Besides, if the city cancelled it and they had concerns for large scale protests, ISTM that a public plea to the governor for help maintaining peace may force their hand. I can’t imagine it would be a smart idea for the governor to abandon a small town, especially one that’s done so much for the state over the years.
We’re talking here, however, about coordination for shutting it down. By late July, Governor Noem was firmly in support of holding the rally, so suggesting she’d have been willing to use her office to facilitate coordination between the city and state troopers to block roads, close campgrounds, etc., is ludicrous.
The people attending the rally aren’t all staying within the city limits of Sturgis, are they?
No, the city can’t call out the national guard directly; that remains firmly within the governor’s control, until and unless the guard is federalized. They can make a plea to the president, but declaring an emergency and using federal resources over the objections of the state governor is difficult and rarely done (Eisenhower did it in Little Rock in '57, but I can’t think of an example since). That’s even when the president is on the city’s side; given that bikers strongly support the president, what would be his motivation to shut down what essentially became a huge Trump rally?
No, generally, they do not. They congregate in Sturgis, then filter to other events, like the Hulett Ham & Jam, the Buffalo Chip, et cetera; but the “main event”, so to speak, the glue that binds all of these yahoos together, is downtown Sturgis.
The actual study doesn’t claim a $46,000 TREATMENT price; it claims that figure based on this paper’s assessment [warning: PDF] of the total costs of a case, including things like lost wages due to self-isolation, quality of life issues, etc., which are public health costs but not direct expenses.
“the researchers assumed that new cases in areas where people went post-rally must have been spread by those rally attendees” is a false statement. The researchers looked at the rate of increase in new cases in areas where lots of rally attendees went, relative to the rate of increase in those same places pre-Sturgis and the rate of increase in areas where few or no attendees went.
The second paragraph doesn’t follow from the first. They absolutely are not attributing all new cases to the Sturgis rally; they are only attributing to the rally new cases incremental to established trend and peer cohorts without Sturgis visitors. It’s completely valid to take two different cohorts and try to isolate one variable - in this case, having a Sturgis visitor. It’s just difficult. If Reason has evidence that the cohorts are polluted by other variables, they can present that evidence. Otherwise, this sounds like a reasonable analysis - not the last word, necessarily, but a valid approach to understanding the impact from Sturgis.

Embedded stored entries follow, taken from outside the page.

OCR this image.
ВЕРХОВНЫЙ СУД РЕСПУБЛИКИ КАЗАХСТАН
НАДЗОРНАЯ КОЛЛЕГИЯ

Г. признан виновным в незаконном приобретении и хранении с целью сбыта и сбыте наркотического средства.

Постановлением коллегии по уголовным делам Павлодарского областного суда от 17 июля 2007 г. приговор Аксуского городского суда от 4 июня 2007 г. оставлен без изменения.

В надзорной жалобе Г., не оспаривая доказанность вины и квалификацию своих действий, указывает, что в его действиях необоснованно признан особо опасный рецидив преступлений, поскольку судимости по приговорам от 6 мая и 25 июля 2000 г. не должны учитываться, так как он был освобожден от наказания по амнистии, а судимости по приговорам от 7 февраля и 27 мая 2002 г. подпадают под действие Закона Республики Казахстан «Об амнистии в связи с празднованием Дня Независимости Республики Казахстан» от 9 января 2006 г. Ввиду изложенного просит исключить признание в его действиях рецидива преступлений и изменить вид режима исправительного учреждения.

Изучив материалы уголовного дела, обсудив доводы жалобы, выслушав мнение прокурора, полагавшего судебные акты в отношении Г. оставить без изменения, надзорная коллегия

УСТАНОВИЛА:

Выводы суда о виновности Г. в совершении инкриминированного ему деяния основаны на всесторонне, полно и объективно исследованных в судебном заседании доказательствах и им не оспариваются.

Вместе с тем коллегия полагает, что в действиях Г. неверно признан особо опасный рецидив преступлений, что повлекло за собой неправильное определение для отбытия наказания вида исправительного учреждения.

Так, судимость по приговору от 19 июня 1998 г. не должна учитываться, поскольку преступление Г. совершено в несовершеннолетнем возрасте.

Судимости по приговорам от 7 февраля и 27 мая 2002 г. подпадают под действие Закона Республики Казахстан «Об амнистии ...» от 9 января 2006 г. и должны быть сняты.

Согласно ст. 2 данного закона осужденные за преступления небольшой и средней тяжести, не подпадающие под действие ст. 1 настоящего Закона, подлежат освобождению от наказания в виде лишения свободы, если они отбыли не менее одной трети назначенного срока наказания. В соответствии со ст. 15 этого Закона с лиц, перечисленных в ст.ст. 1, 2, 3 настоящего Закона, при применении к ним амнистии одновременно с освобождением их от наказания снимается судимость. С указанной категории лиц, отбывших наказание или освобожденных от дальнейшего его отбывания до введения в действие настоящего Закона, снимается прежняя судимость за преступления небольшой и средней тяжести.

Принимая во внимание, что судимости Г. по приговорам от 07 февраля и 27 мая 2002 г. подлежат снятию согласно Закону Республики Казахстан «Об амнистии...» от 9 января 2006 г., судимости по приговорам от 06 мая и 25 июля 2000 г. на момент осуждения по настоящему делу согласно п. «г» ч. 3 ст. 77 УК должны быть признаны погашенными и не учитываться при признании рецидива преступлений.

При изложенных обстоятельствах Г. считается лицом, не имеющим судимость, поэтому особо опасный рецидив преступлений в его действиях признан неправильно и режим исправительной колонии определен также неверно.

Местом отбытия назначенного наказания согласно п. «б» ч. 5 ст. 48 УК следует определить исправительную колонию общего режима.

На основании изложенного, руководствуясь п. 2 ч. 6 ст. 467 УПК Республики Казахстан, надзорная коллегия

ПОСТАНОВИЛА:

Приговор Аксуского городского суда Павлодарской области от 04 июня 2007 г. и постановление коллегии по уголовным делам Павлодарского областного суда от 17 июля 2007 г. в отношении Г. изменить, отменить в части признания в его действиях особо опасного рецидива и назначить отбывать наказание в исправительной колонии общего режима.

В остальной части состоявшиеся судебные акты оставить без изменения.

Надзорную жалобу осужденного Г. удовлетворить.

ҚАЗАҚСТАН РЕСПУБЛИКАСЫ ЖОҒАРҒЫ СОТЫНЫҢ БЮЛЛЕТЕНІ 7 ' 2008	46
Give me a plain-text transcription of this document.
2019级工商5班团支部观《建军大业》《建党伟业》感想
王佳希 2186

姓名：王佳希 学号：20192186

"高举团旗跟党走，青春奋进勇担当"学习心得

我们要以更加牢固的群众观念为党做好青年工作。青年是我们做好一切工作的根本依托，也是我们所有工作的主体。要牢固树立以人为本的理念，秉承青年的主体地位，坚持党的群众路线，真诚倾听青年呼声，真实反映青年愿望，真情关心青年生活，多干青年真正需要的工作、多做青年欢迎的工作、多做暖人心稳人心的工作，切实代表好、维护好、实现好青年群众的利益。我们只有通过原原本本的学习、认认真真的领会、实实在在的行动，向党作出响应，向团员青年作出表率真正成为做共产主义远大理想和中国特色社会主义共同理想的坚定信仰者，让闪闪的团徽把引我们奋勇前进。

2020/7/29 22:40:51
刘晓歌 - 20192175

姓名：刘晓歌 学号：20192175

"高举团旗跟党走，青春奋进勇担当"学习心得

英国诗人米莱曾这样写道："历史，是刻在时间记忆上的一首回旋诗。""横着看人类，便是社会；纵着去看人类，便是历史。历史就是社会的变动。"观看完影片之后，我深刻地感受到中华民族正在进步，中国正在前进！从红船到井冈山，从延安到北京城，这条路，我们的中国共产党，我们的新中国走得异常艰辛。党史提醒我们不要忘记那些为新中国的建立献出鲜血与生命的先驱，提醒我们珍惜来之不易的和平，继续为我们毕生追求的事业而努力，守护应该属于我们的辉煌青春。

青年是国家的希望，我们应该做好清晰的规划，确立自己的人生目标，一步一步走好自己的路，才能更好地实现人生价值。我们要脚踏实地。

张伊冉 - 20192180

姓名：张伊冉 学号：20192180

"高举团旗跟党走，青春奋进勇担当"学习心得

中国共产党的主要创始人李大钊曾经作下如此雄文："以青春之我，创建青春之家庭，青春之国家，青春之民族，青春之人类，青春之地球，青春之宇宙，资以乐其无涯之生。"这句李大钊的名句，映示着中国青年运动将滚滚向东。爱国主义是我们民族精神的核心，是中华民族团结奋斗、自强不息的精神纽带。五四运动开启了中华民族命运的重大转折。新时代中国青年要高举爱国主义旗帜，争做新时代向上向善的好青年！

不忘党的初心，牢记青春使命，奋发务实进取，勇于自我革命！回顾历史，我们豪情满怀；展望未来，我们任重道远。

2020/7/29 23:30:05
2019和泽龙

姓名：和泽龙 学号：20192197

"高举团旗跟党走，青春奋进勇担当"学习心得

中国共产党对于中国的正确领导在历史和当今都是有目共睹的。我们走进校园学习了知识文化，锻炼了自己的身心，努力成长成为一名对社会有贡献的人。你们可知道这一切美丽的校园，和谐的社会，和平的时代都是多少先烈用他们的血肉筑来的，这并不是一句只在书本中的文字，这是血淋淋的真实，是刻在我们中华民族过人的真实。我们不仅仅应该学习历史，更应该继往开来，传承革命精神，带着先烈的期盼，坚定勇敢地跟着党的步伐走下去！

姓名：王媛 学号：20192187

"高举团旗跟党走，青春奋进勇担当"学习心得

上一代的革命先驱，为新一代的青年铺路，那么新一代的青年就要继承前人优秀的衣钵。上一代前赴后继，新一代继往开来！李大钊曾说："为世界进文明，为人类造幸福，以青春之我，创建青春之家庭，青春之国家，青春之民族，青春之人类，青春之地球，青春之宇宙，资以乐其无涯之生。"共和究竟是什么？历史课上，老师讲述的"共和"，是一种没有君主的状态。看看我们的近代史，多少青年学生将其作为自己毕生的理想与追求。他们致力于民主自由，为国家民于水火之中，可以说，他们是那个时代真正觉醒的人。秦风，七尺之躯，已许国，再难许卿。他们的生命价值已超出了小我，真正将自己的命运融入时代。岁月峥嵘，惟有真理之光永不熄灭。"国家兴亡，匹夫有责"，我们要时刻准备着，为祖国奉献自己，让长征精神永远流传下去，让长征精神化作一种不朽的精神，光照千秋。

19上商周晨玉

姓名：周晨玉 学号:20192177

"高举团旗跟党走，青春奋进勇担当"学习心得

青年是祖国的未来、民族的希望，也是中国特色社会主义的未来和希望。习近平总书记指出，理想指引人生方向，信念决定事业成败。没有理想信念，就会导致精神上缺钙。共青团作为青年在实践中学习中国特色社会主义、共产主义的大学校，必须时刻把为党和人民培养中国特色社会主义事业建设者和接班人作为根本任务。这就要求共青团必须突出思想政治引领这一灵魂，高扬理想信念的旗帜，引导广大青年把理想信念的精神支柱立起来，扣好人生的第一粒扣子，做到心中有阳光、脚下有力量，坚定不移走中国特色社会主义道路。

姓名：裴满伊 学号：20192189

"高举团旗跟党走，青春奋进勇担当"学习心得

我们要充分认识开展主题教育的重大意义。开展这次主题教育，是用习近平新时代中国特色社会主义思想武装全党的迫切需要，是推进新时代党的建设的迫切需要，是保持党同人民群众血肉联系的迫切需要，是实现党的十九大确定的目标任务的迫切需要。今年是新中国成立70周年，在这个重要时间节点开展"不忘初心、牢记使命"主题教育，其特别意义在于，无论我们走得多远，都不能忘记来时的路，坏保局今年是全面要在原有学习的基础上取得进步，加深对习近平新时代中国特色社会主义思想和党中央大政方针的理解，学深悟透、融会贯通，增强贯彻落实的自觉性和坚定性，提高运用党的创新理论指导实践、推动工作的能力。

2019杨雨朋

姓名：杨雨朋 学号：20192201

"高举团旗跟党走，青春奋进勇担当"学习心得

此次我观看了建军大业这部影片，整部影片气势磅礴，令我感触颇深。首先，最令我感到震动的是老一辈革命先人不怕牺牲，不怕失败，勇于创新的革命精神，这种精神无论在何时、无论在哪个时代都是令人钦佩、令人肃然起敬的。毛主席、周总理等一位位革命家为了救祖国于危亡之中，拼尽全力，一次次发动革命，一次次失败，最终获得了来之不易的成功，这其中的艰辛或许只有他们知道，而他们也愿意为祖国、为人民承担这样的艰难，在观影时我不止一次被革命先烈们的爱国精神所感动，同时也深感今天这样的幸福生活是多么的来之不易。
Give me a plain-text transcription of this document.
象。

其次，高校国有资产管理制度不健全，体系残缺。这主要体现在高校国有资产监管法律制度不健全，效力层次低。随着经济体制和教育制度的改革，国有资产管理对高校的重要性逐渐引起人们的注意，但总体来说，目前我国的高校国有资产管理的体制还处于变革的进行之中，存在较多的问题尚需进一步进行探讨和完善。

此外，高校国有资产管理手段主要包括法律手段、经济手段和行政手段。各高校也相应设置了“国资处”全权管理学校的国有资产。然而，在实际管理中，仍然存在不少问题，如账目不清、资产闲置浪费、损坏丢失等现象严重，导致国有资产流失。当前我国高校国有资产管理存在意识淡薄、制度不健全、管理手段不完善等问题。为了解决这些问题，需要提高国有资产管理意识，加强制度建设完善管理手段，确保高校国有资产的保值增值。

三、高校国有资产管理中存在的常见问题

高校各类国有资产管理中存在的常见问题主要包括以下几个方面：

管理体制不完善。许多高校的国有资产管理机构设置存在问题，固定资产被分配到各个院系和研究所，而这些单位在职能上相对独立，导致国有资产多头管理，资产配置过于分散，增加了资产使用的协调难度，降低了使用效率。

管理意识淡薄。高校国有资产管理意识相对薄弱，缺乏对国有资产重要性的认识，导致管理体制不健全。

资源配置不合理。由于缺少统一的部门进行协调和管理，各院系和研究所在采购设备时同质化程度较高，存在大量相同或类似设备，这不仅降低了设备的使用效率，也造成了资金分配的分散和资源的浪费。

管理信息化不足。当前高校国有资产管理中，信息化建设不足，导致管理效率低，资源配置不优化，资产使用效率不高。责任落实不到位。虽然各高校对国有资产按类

Fair enough. I was planning on sitting down and reading the original study for myself tonight anyway, and now I have more motive to do that.
I’ll be interested to see how careful the report is about the certainty of its conclusions. I think one of the biggest problems with academic studies like this is often not the studies themselves, but the fact that the news media tend to summarize them in tendentious fashion, emphasize only the most dramatic possible conclusions, and also tend not to provide any of the qualifications or cautions that appear in the reports themselves.